Correlation of IgG and IgE antibody levels to honey bee venom allergens with protection to sting challenge.


A group of 25 honey bee venom allergic patients were treated with commercial honey bee venom at a monthly maintenance dose of 100 micrograms for approximately one year. At the end of one year 24 patients were intentionally challenged and one was accidentally challenged. Three patients experienced significant systemic reactions to challenge and three experienced minor reactions. Sera obtained before commencing therapy, at maintenance and before challenge were tested by radioallergosorbent test (RAST), double antibody technique and protein A RAST for IgE and IgG antibody levels to all five known honey bee venom allergens.
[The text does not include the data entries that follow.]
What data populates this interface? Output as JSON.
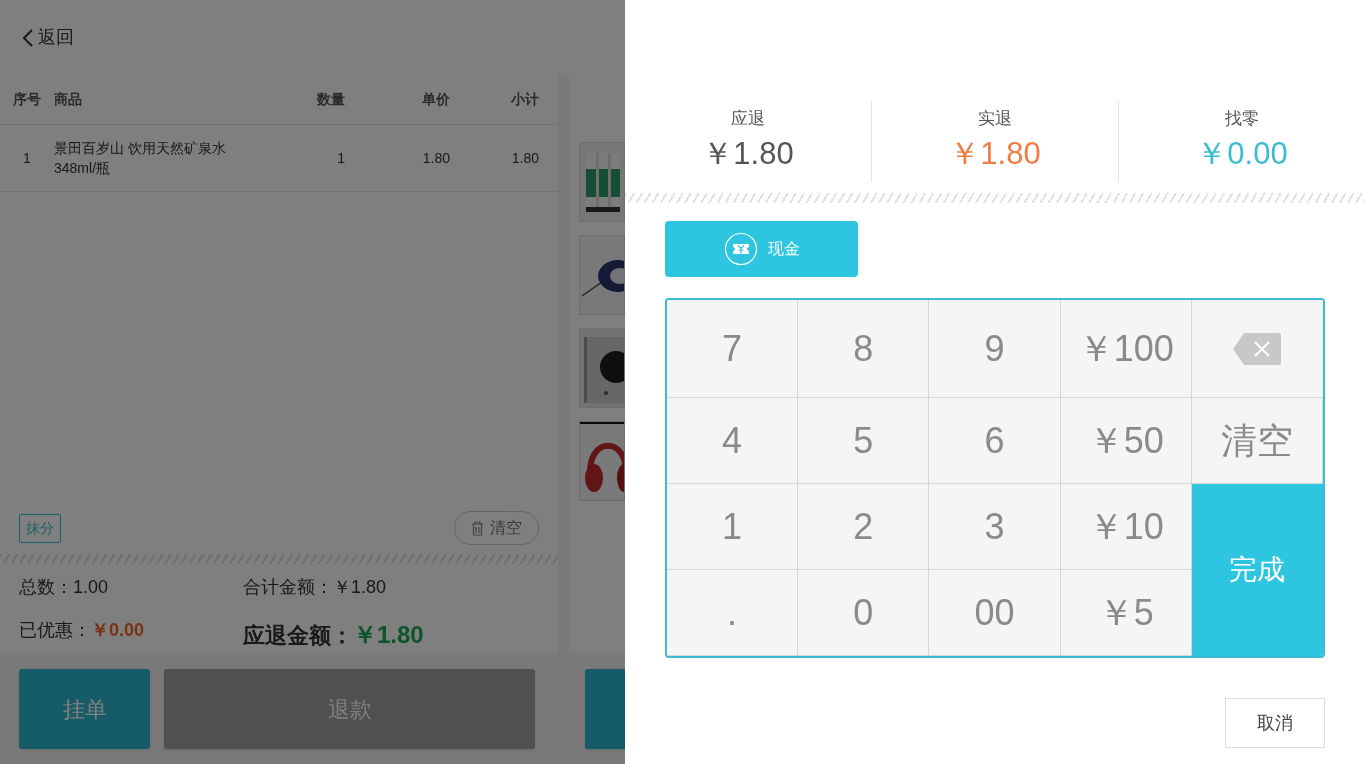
{
  "header": {
    "back_label": "返回"
  },
  "order_table": {
    "columns": [
      "序号",
      "商品",
      "数量",
      "单价",
      "小计"
    ],
    "rows": [
      [
        "1",
        "景田百岁山 饮用天然矿泉水348ml/瓶",
        "1",
        "1.80",
        "1.80"
      ]
    ]
  },
  "order_actions": {
    "tag": "抹分",
    "clear": "清空"
  },
  "order_totals": {
    "count_label": "总数：",
    "count": "1.00",
    "sum_label": "合计金额：",
    "sum": "￥1.80",
    "discount_label": "已优惠：",
    "discount": "￥0.00",
    "due_label": "应退金额：",
    "due": "￥1.80"
  },
  "bottom_buttons": [
    {
      "label": "挂单",
      "kind": "primary"
    },
    {
      "label": "退款",
      "kind": "disabled"
    },
    {
      "kind": "primary"
    }
  ],
  "refund_summary": [
    {
      "label": "应退",
      "amount": "￥1.80",
      "color": "#555555"
    },
    {
      "label": "实退",
      "amount": "￥1.80",
      "color": "#f07c44"
    },
    {
      "label": "找零",
      "amount": "￥0.00",
      "color": "#3bbcd4"
    }
  ],
  "payment_methods": [
    {
      "label": "现金",
      "selected": true
    }
  ],
  "keypad": [
    {
      "label": "7",
      "kind": "key"
    },
    {
      "label": "8",
      "kind": "key"
    },
    {
      "label": "9",
      "kind": "key"
    },
    {
      "label": "￥100",
      "kind": "key"
    },
    {
      "kind": "backspace"
    },
    {
      "label": "4",
      "kind": "key"
    },
    {
      "label": "5",
      "kind": "key"
    },
    {
      "label": "6",
      "kind": "key"
    },
    {
      "label": "￥50",
      "kind": "key"
    },
    {
      "label": "清空",
      "kind": "key"
    },
    {
      "label": "1",
      "kind": "key"
    },
    {
      "label": "2",
      "kind": "key"
    },
    {
      "label": "3",
      "kind": "key"
    },
    {
      "label": "￥10",
      "kind": "key"
    },
    {
      "label": "完成",
      "kind": "done"
    },
    {
      "label": ".",
      "kind": "key"
    },
    {
      "label": "0",
      "kind": "key"
    },
    {
      "label": "00",
      "kind": "key"
    },
    {
      "label": "￥5",
      "kind": "key"
    }
  ],
  "cancel_button": "取消"
}
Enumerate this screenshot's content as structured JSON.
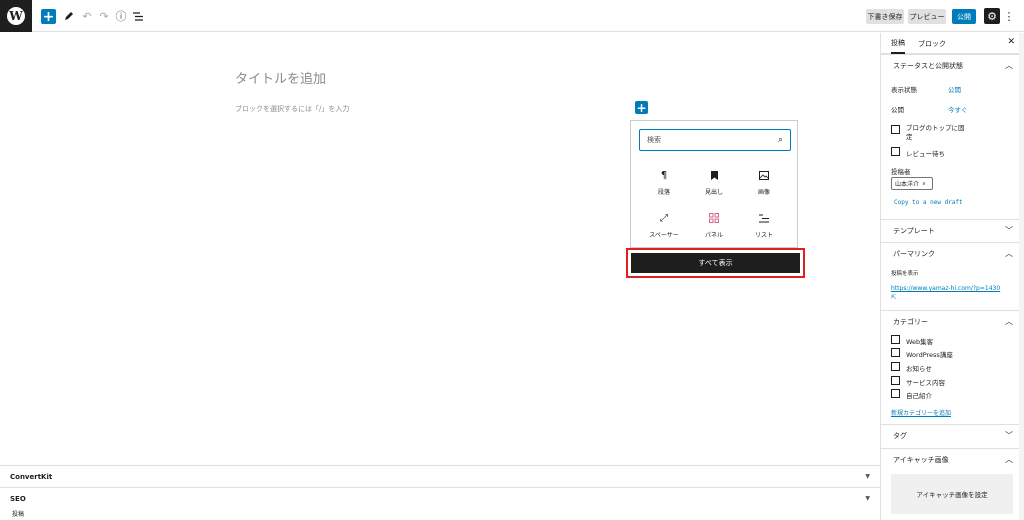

All of the treatment failures experienced at least a two-fold rise in IgG antibody against phospholipase. The ratios of IgG to IgE antibodies in the pre-challenge specimens were analyzed by a graphical method. Four patients had inadequate responses to at least three of the five allergens and three of these patients were those who experienced severe reactions to challenge. Sixteen patients had adequate responses to all five allergens, four patients to four allergens and one patient to three allergens; three of these patients experienced minor or local reactions to challenge and the remainder no reaction. No single allergen identified only the three severe reactors but three allergens identified all three reactors. The diagnostic efficiency of the criteria used for assessing protection was 0.96. The only non-correlating case was classifying a single nonreactor as at risk. No patients were misclassified as protected.